Certainly one could describe this situation in India as evangelism that results in churches, but that seems to be an understatement. A more appropriate term would be a church-planting movement. A church-planting movement is a rapid multiplication of indigenous churches within a people group. We are currently monitoring more than two dozen church-planting movements around the world in every imaginable context.

While International Mission Board missionaries around the world continue their efforts at evangelism that results in churches, God is surprising us with church-planting movements in a wide array of settings. It’s as if He is saying to us, Look to the nations, watch and be utterly amazed. We are watching. We are amazed, and we are taking notes.

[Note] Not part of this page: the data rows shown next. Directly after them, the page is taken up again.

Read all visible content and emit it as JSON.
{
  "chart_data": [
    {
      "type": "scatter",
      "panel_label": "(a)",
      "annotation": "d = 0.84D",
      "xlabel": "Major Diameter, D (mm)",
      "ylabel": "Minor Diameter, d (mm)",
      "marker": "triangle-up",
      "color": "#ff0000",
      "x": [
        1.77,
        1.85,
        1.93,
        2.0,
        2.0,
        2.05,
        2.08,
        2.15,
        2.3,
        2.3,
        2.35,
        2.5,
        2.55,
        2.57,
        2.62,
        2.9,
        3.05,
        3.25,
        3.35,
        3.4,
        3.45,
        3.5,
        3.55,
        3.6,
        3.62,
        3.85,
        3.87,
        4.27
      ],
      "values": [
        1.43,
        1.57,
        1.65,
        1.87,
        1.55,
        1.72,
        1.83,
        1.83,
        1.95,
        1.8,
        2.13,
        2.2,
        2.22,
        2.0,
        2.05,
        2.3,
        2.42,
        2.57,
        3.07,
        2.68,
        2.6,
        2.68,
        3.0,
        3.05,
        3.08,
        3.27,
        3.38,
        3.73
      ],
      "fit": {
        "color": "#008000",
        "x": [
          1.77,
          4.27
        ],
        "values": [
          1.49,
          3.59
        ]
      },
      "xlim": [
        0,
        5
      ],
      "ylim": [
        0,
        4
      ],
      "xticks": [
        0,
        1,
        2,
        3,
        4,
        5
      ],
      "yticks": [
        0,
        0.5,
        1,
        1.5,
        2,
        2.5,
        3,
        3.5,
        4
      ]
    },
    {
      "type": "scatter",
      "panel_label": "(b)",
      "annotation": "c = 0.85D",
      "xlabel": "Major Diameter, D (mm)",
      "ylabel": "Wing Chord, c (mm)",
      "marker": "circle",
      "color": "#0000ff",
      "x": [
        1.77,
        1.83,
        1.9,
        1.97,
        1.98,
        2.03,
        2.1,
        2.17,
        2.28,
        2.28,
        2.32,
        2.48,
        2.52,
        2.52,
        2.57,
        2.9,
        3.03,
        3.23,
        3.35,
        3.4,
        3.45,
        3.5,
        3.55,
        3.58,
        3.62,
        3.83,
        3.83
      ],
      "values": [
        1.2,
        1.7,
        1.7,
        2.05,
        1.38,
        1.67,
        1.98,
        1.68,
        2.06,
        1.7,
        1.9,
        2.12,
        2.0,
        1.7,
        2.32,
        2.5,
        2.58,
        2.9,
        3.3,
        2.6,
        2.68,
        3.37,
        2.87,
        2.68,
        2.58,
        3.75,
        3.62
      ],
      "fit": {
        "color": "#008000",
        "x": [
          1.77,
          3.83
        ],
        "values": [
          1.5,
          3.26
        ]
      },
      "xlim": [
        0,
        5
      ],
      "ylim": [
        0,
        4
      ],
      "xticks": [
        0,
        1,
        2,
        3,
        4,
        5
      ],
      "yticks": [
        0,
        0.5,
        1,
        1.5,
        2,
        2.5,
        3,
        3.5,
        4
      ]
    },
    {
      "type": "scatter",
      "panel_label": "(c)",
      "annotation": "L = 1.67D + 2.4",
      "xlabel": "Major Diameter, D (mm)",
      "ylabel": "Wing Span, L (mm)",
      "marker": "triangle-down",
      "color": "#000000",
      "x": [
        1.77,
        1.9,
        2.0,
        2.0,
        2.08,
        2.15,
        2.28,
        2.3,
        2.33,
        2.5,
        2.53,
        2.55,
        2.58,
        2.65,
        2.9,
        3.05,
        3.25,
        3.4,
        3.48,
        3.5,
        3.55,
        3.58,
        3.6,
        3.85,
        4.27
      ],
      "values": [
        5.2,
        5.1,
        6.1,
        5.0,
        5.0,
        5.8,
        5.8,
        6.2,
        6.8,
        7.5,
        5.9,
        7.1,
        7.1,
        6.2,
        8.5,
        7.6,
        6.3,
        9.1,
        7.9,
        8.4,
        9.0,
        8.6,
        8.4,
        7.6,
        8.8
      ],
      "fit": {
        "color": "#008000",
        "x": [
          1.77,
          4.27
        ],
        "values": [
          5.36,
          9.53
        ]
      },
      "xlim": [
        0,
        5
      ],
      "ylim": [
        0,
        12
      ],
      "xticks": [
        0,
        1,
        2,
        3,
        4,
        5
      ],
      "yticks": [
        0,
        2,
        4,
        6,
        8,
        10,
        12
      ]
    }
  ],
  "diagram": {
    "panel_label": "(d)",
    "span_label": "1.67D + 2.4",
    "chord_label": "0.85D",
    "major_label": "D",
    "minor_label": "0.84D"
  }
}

What is evident is that only God can start a church-planting movement. However, we are learning how to cooperate with God in this divine activity by removing obstacles that conflict with His desires. Along the way, we are finding that church-planting movements are not limited to one type of people or cultural condition. They have broken out among literate and nonliterate peoples as well as rural and urban peoples. Churches as well as the untouchables. We are seeing church-planting movements among Muslims in the ear East, urban Han Chinese in China, Khmer Buddhists in S o u t h e a s t Asia, cultural Christians in the former Soviet Union, christopagans in Central America and animists in
Africa.

In a Buddhist country in war-torn Southeast Asia, a Strategy Coordinator found a people in desperate need of hope. Missionaries had brought the gospel to the country decades earlier, resulting in the planting of six churches, but they had never envisioned the possibilities of a church-planting movement.

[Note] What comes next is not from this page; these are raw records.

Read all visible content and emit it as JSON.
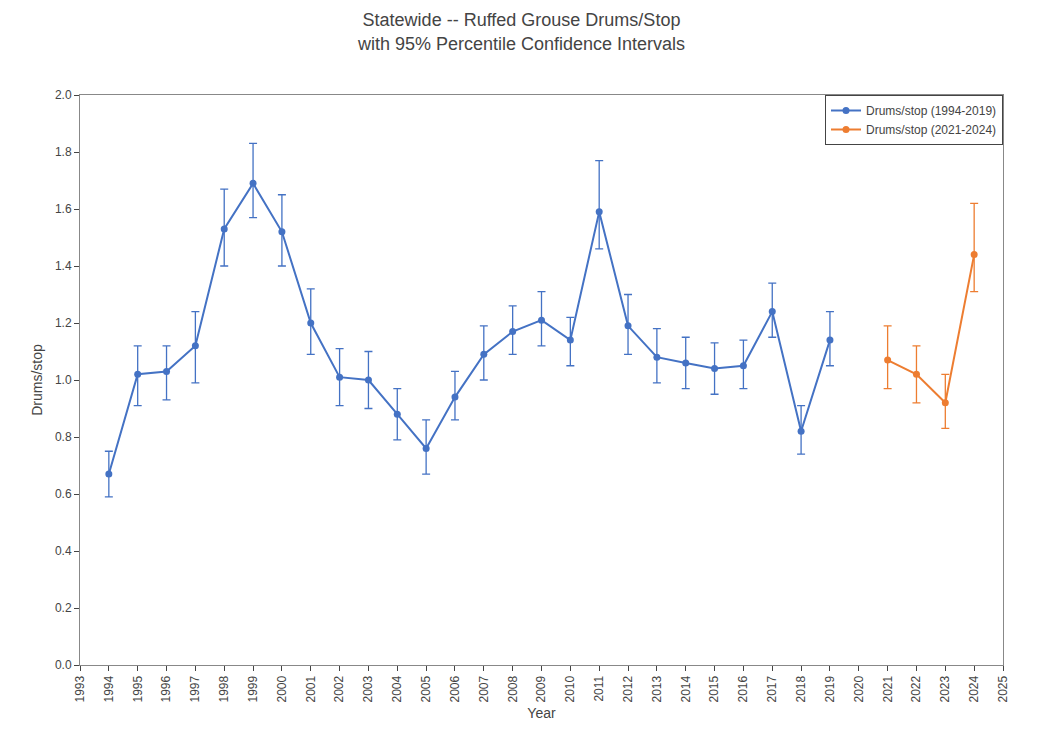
{
  "chart_data": {
    "type": "line",
    "title": "Statewide -- Ruffed Grouse Drums/Stop",
    "subtitle": "with 95% Percentile Confidence Intervals",
    "x_label": "Year",
    "y_label": "Drums/stop",
    "xlim": [
      1993,
      2025
    ],
    "ylim": [
      0.0,
      2.0
    ],
    "xticks": [
      1993,
      1994,
      1995,
      1996,
      1997,
      1998,
      1999,
      2000,
      2001,
      2002,
      2003,
      2004,
      2005,
      2006,
      2007,
      2008,
      2009,
      2010,
      2011,
      2012,
      2013,
      2014,
      2015,
      2016,
      2017,
      2018,
      2019,
      2020,
      2021,
      2022,
      2023,
      2024,
      2025
    ],
    "yticks": [
      {
        "value": 0.0,
        "label": "0.0"
      },
      0.2,
      0.4,
      0.6,
      0.8,
      {
        "value": 1.0,
        "label": "1.0"
      },
      1.2,
      1.4,
      1.6,
      1.8,
      {
        "value": 2.0,
        "label": "2.0"
      }
    ],
    "grid": false,
    "legend": "upper right",
    "marker": "circle",
    "series": [
      {
        "name": "Drums/stop (1994-2019)",
        "color": "#4472C4",
        "x": [
          1994,
          1995,
          1996,
          1997,
          1998,
          1999,
          2000,
          2001,
          2002,
          2003,
          2004,
          2005,
          2006,
          2007,
          2008,
          2009,
          2010,
          2011,
          2012,
          2013,
          2014,
          2015,
          2016,
          2017,
          2018,
          2019
        ],
        "values": [
          0.67,
          1.02,
          1.03,
          1.12,
          1.53,
          1.69,
          1.52,
          1.2,
          1.01,
          1.0,
          0.88,
          0.76,
          0.94,
          1.09,
          1.17,
          1.21,
          1.14,
          1.59,
          1.19,
          1.08,
          1.06,
          1.04,
          1.05,
          1.24,
          0.82,
          1.14
        ],
        "error_lo": [
          0.08,
          0.11,
          0.1,
          0.13,
          0.13,
          0.12,
          0.12,
          0.11,
          0.1,
          0.1,
          0.09,
          0.09,
          0.08,
          0.09,
          0.08,
          0.09,
          0.09,
          0.13,
          0.1,
          0.09,
          0.09,
          0.09,
          0.08,
          0.09,
          0.08,
          0.09
        ],
        "error_hi": [
          0.08,
          0.1,
          0.09,
          0.12,
          0.14,
          0.14,
          0.13,
          0.12,
          0.1,
          0.1,
          0.09,
          0.1,
          0.09,
          0.1,
          0.09,
          0.1,
          0.08,
          0.18,
          0.11,
          0.1,
          0.09,
          0.09,
          0.09,
          0.1,
          0.09,
          0.1
        ]
      },
      {
        "name": "Drums/stop (2021-2024)",
        "color": "#ED7D31",
        "x": [
          2021,
          2022,
          2023,
          2024
        ],
        "values": [
          1.07,
          1.02,
          0.92,
          1.44
        ],
        "error_lo": [
          0.1,
          0.1,
          0.09,
          0.13
        ],
        "error_hi": [
          0.12,
          0.1,
          0.1,
          0.18
        ]
      }
    ]
  }
}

Although the Strategy Coordinator was an accomplished church planter himself, he chose deliberately to work through others in this setting. Gathering ten local church planters around him, the missionary poured into them his vision, his passion and his insights into effective church planting. The results came quickly. The six churches that had not reproduced themselves in decades acquired a new vitality. Within a year they had grown to ten churches, then twenty the following year. By the end of six years the number had climbed to 194 new congregations!

Of course, the real aim of church-planting movements is not just an increase in the number of churches, but rather to see lost people come to saving faith in Jesus Christ. Again and again, we’ve learned that planting new churches is the surest way to increase the number of new believers. Recently, among a Chinese people group, an explosive church-planting movement multiplied three churches into 550 in only five years’ time. More importantly, the church-planting movement resulted in some 55,000 new believers. The growth continues today with little sign of slowing!

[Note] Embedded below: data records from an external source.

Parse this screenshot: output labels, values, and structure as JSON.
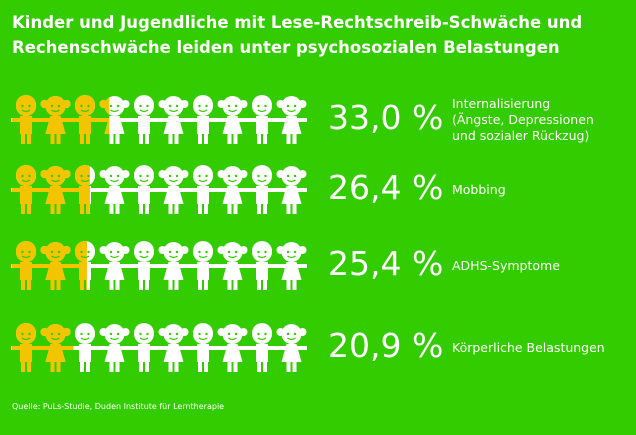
{
  "chart_data": {
    "type": "pictogram",
    "title": "Kinder und Jugendliche mit Lese-Rechtschreib-Schwäche und\nRechenschwäche leiden unter psychosozialen Belastungen",
    "categories": [
      "Internalisierung\n(Ängste, Depressionen\nund sozialer Rückzug)",
      "Mobbing",
      "ADHS-Symptome",
      "Körperliche Belastungen"
    ],
    "values": [
      33.0,
      26.4,
      25.4,
      20.9
    ],
    "value_labels": [
      "33,0 %",
      "26,4 %",
      "25,4 %",
      "20,9 %"
    ],
    "xlim": [
      0,
      100
    ],
    "color": "#f2c500",
    "background": "#33cc00",
    "source": "Quelle: PuLs-Studie, Duden Institute für Lerntherapie"
  }
}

Church-planting movements seem to be God’s way of racing ahead of the exploding number of lost people that are being added to the world’s population every day. With church-planting movements, there is a genuine hope of seeing an entire world come to saving faith in Jesus Christ. Any wonder why IMB leadership has been quick to adopt this new goal of church planting movements among all peoples?

In a real sense, the leadership of the International Mission Board is continuing its tradition of embracing new goals that move us ever closer to fulfilling our Great Commission vision. This new goal of a church-planting movement among all peoples includes a commitment to evangelism that results in churches but raises the bar to a new level of expectations in hopes that all our missionary personnel will initiate and nurture church-planting movements among all peoples.